Only registered users can comment.

  1. Could you do a Hidden Meaning video to some of Shyamalan's other works? My personal requests being his most 2 most famous works 'Unbreakable' and 'The Sixth Sense', and the criminally underrated 'The Village'?

  2. 1. Garrex and Karen got divorced?!
    2. I found it strange that a personality created to protect from childhood trauma could be a child (teen) predator. Seems like an existential oxymoron.
    3. I still don't get the ending

  3. I'm sure there's some symbolism to do with animals like how the ending was in a zoo with caged animals. It's probably seen as a separation between Casey and everyone else? Or her hunting abilities are seen as a mastery over things that are below her.

  4. That would be such a twist in real life if m. Night has a twin brother who pretends to be a director and made all those terrible movies.

  5. The problem I have with this movie is that how would the Beast know anyone is un-pure? Like there are tons of people who have diseases, been sexually abused, mental illnesses, etc with no physical evidence??? Like fuck outta here M. Night.

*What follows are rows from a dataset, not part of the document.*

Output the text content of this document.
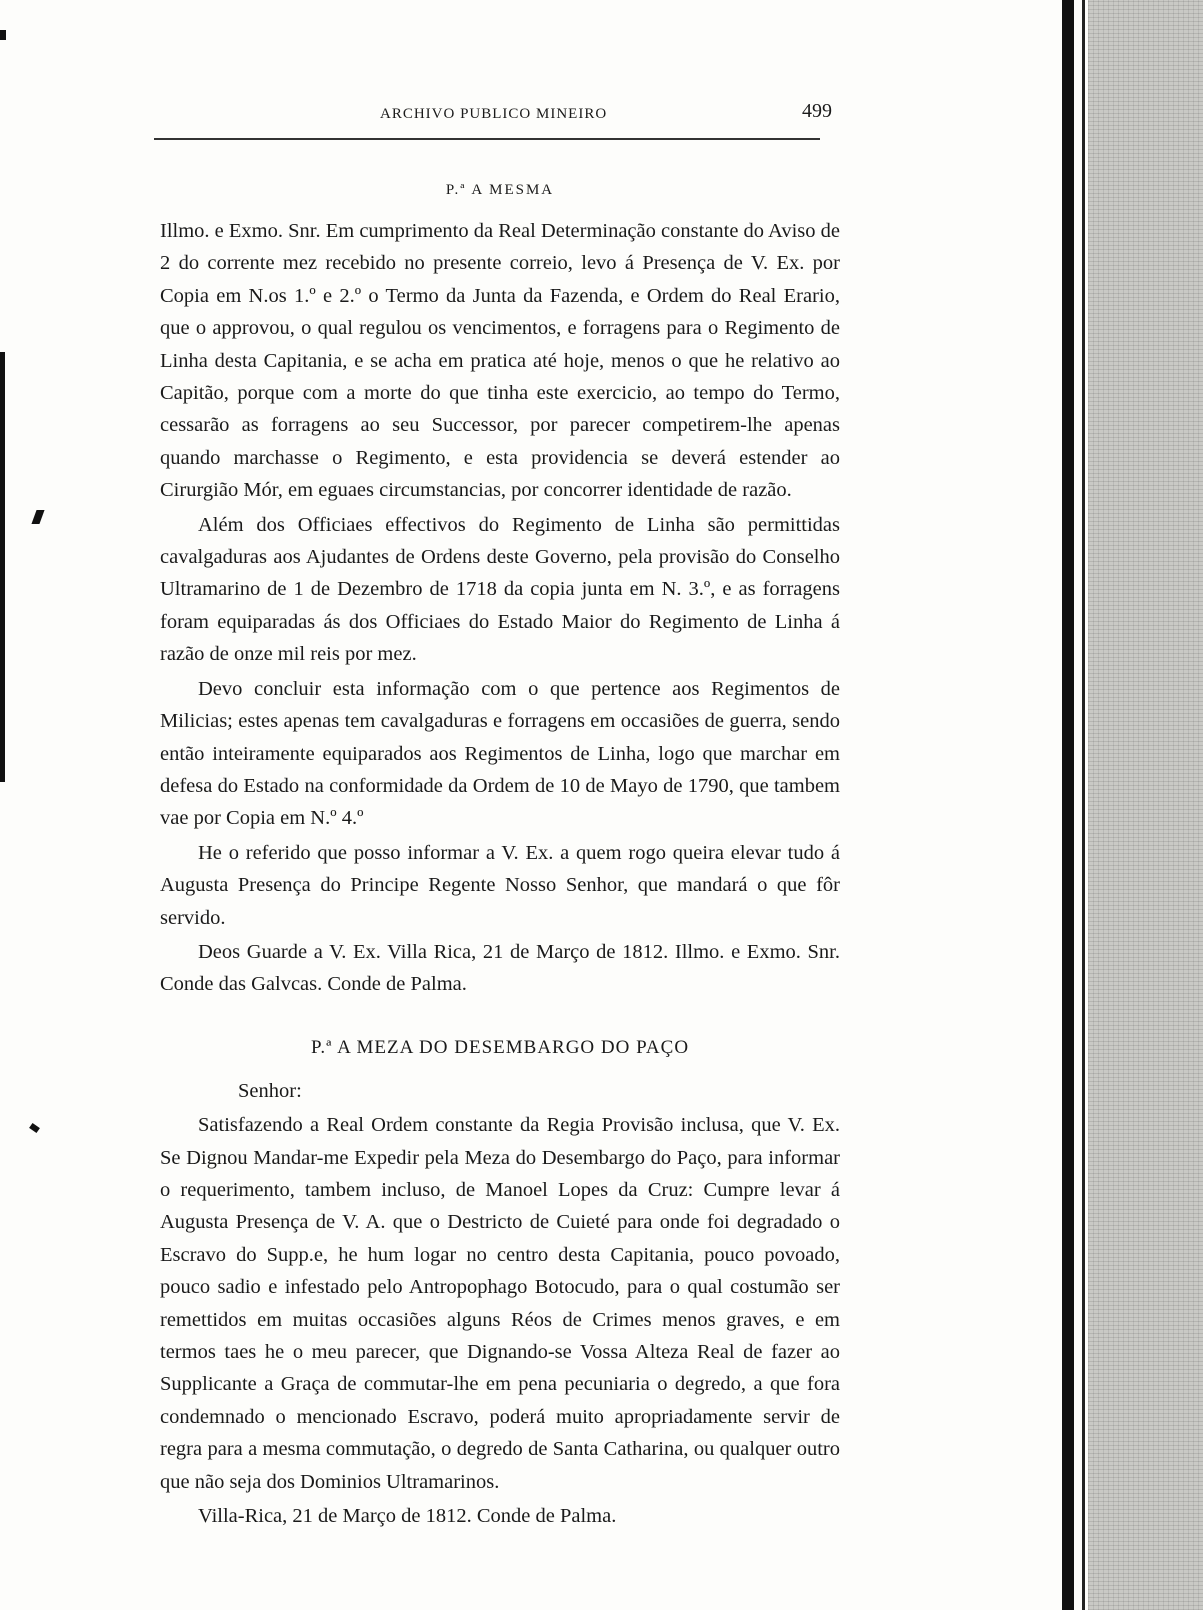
ARCHIVO PUBLICO MINEIRO	499
P.ª A MESMA

Illmo. e Exmo. Snr. Em cumprimento da Real Determinação constante do Aviso de 2 do corrente mez recebido no presente correio, levo á Presença de V. Ex. por Copia em N.os 1.º e 2.º o Termo da Junta da Fazenda, e Ordem do Real Erario, que o approvou, o qual regulou os vencimentos, e forragens para o Regimento de Linha desta Capitania, e se acha em pratica até hoje, menos o que he relativo ao Capitão, porque com a morte do que tinha este exercicio, ao tempo do Termo, cessarão as forragens ao seu Successor, por parecer competirem-lhe apenas quando marchasse o Regimento, e esta providencia se deverá estender ao Cirurgião Mór, em eguaes circumstancias, por concorrer identidade de razão.

Além dos Officiaes effectivos do Regimento de Linha são permittidas cavalgaduras aos Ajudantes de Ordens deste Governo, pela provisão do Conselho Ultramarino de 1 de Dezembro de 1718 da copia junta em N. 3.º, e as forragens foram equiparadas ás dos Officiaes do Estado Maior do Regimento de Linha á razão de onze mil reis por mez.

Devo concluir esta informação com o que pertence aos Regimentos de Milicias; estes apenas tem cavalgaduras e forragens em occasiões de guerra, sendo então inteiramente equiparados aos Regimentos de Linha, logo que marchar em defesa do Estado na conformidade da Ordem de 10 de Mayo de 1790, que tambem vae por Copia em N.º 4.º

He o referido que posso informar a V. Ex. a quem rogo queira elevar tudo á Augusta Presença do Principe Regente Nosso Senhor, que mandará o que fôr servido.

Deos Guarde a V. Ex. Villa Rica, 21 de Março de 1812. Illmo. e Exmo. Snr. Conde das Galvcas. Conde de Palma.

P.ª A MEZA DO DESEMBARGO DO PAÇO

Senhor:

Satisfazendo a Real Ordem constante da Regia Provisão inclusa, que V. Ex. Se Dignou Mandar-me Expedir pela Meza do Desembargo do Paço, para informar o requerimento, tambem incluso, de Manoel Lopes da Cruz: Cumpre levar á Augusta Presença de V. A. que o Destricto de Cuieté para onde foi degradado o Escravo do Supp.e, he hum logar no centro desta Capitania, pouco povoado, pouco sadio e infestado pelo Antropophago Botocudo, para o qual costumão ser remettidos em muitas occasiões alguns Réos de Crimes menos graves, e em termos taes he o meu parecer, que Dignando-se Vossa Alteza Real de fazer ao Supplicante a Graça de commutar-lhe em pena pecuniaria o degredo, a que fora condemnado o mencionado Escravo, poderá muito apropriadamente servir de regra para a mesma commutação, o degredo de Santa Catharina, ou qualquer outro que não seja dos Dominios Ultramarinos.

Villa-Rica, 21 de Março de 1812. Conde de Palma.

  6. i just don't agree with you coparing the "beast"-a personnality that immerges as a reaction to childhood trauma and abuse-to the abusive uncle of casey ! the movie actually suggests that casey and kevin are the "same" , mindless the diffrent aspects of their evolution, and due to that realisation casey is finally ready to face up to her abuser

  7. Dear Jared from wisecrack, PLEASE do a philosophy of Unbreakable. Please make it in depth. I never get what I want. Please surprise me.

  8. "…the human psyche, a delicate and ultimately pointless mutation." – omfg i was laughing so hard to the point of having tears.

  9. 4:18 For a channel who is at times critical, acerbic and prides itself on originality and criticizes anyone in the film industry who is not, plagiarism should be at the bottom of their list, yet it's not. "Take my wife, for example. No, please, take her" is an old joke by the late Rodney Dangerfield. Should have at least included a reference to Rod, even as a joke, you witty, clever little cunts.

  10. One of the shittiest directors of all time, really? Come on wisecrack Shyamalan is one of the greatest directors ever. However, I'm sure there is no one true great.

  11. Unforgiven. Eastwood, God, and Mississippi Burning. King Arthur’s last stand.

    Magnificent Seven…..

    I mean…..

    Seven Samurai. Ran. Yojimbo. How could your vault lack Kurosawa?